Source Le Quotidien /

fadoumaElle s’est révélée aux férus du ballon rond en s’offrant sa première finale nationale, celle du Championnat de Ligue 1, comme juge centrale. Depuis, Fadouma Dia est au devant de l’actualité. Le Quotidien est allé à sa rencontre. Portrait. La démarche féline, Fadouma Dia ne passe pas inaperçue. Nous n’avons pas eu du mal à retrouver sa maison. «La fille que j’ai vue avant-hier ressemble à celle qui loge dans cette maison. Elle passe devant moi souvent non sans manquer de me saluer au passage», lance une dame tenant sa boutique face à la demeure où loge l’arbitre, et qui se trouve aux Hlm Grand Yoff.  Entourée des membres de sa famille, les images de la finale retour du Championnat national de la Ligue 1 disputée le 31 octobre dernier à Saint-Louis défilent encore dans sa tête.

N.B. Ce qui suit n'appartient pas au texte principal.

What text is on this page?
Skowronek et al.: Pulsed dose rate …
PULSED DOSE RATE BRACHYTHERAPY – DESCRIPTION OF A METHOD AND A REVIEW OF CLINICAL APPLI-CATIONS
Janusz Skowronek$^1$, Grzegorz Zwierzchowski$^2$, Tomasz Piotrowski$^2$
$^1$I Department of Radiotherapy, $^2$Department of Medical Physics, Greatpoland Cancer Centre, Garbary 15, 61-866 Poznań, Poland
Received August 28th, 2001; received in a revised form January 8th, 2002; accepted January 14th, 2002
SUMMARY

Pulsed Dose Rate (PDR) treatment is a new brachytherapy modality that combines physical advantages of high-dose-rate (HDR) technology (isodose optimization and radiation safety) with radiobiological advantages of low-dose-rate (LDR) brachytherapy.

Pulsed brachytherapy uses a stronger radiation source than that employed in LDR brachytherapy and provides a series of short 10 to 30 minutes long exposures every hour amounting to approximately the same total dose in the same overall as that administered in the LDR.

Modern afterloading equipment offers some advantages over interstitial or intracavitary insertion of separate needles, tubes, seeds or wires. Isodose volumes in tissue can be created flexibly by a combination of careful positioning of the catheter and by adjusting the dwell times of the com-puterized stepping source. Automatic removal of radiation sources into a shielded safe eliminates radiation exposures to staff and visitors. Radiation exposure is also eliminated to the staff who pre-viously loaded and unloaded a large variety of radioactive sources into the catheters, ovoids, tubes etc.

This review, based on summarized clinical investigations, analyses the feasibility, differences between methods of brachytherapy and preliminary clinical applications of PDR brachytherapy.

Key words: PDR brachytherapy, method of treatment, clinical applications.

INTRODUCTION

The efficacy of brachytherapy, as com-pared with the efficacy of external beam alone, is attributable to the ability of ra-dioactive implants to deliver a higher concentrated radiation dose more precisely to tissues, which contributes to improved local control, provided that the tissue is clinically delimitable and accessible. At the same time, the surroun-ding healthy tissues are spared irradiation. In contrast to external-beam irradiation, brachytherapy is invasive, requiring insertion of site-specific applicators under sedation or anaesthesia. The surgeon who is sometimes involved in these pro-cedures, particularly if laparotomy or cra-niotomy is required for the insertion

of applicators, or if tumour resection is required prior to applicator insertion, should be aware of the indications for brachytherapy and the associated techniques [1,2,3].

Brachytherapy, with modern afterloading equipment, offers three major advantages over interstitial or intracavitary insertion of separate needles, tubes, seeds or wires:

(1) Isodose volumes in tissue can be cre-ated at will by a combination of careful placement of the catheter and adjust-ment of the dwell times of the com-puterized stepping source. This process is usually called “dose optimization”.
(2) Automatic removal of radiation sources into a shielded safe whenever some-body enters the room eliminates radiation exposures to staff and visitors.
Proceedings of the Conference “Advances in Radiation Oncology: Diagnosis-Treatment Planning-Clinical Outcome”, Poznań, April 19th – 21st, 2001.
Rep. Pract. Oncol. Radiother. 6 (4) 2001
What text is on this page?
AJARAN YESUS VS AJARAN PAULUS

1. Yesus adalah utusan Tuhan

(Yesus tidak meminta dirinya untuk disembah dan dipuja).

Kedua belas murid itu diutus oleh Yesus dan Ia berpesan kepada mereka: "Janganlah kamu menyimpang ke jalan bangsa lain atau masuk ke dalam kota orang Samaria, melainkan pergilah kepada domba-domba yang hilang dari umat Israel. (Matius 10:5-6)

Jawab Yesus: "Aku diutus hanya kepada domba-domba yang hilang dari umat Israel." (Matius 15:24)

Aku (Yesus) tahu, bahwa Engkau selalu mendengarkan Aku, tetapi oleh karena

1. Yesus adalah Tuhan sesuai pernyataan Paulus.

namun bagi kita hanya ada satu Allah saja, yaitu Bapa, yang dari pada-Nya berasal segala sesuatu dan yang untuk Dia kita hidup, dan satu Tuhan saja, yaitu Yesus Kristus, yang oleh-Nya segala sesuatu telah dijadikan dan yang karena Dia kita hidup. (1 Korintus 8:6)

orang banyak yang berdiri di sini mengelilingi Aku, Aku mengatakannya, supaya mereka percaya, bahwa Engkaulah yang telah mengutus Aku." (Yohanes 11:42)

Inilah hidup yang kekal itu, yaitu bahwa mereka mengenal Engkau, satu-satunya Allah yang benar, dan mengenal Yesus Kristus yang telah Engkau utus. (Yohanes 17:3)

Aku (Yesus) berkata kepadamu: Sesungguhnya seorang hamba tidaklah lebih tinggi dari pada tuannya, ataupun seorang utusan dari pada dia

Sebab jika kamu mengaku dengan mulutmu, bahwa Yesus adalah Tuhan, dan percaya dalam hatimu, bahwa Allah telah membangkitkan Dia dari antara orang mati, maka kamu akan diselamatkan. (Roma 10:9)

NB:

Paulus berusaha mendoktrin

Elles sont encore vivaces dans la mémoire collective du «Sénégal du foot» qui a adopté la native de Tambacounda qui a obtenu le privilège d’être la première femme-arbitre à avoir dirigé de main de maître une rencontre de cet acabit, après avoir posé son empreinte sur le choc Niary Tally-As Pikine pour la montée en Ligue 1.

Après la retraite en 2007 de Fatou Gaye, devenue commissaire centrale, c’est elle qui trône sur l’arbitrage féminin sénégalais. En plus de Fadouma Dia, le corps arbitral du Sénégal au féminin ne compte que deux juges centrales : Amina Fall de la Cra de Dakar et Fatou Bintou Mbaye de la Cra de Thiès, nous informe l’intéressée qui revient sur son choix d’officier la finale de Saint-Louis. «J’ai senti un réel plaisir d’être désignée parmi tant d’autres. Pour moi un match de foot reste un match de foot. Les gens à Saint-Louis n’étaient pas habitués à voir une femme arbitre. Surtout un trio féminin. Mais dans le terrain, je n’ai pas tenu compte de cela. J’ai arbitré comme j’ai l’habitude de le faire. Je l’ai fait naturellement. Je n’ai pas eu peur la veille. Je n’ai pas eu de pression sur les épaules. Je prends les choses naturellement. Mon souci, ce sont les 22 acteurs. Le public, je ne m’en soucie pas. Je me dis que je suis là pour diriger les 22 acteurs», lâche dans une voix suave notre interlocutrice, contrastant  avec l’attitude ferme qu’elle affiche sur le terrain quand elle officie.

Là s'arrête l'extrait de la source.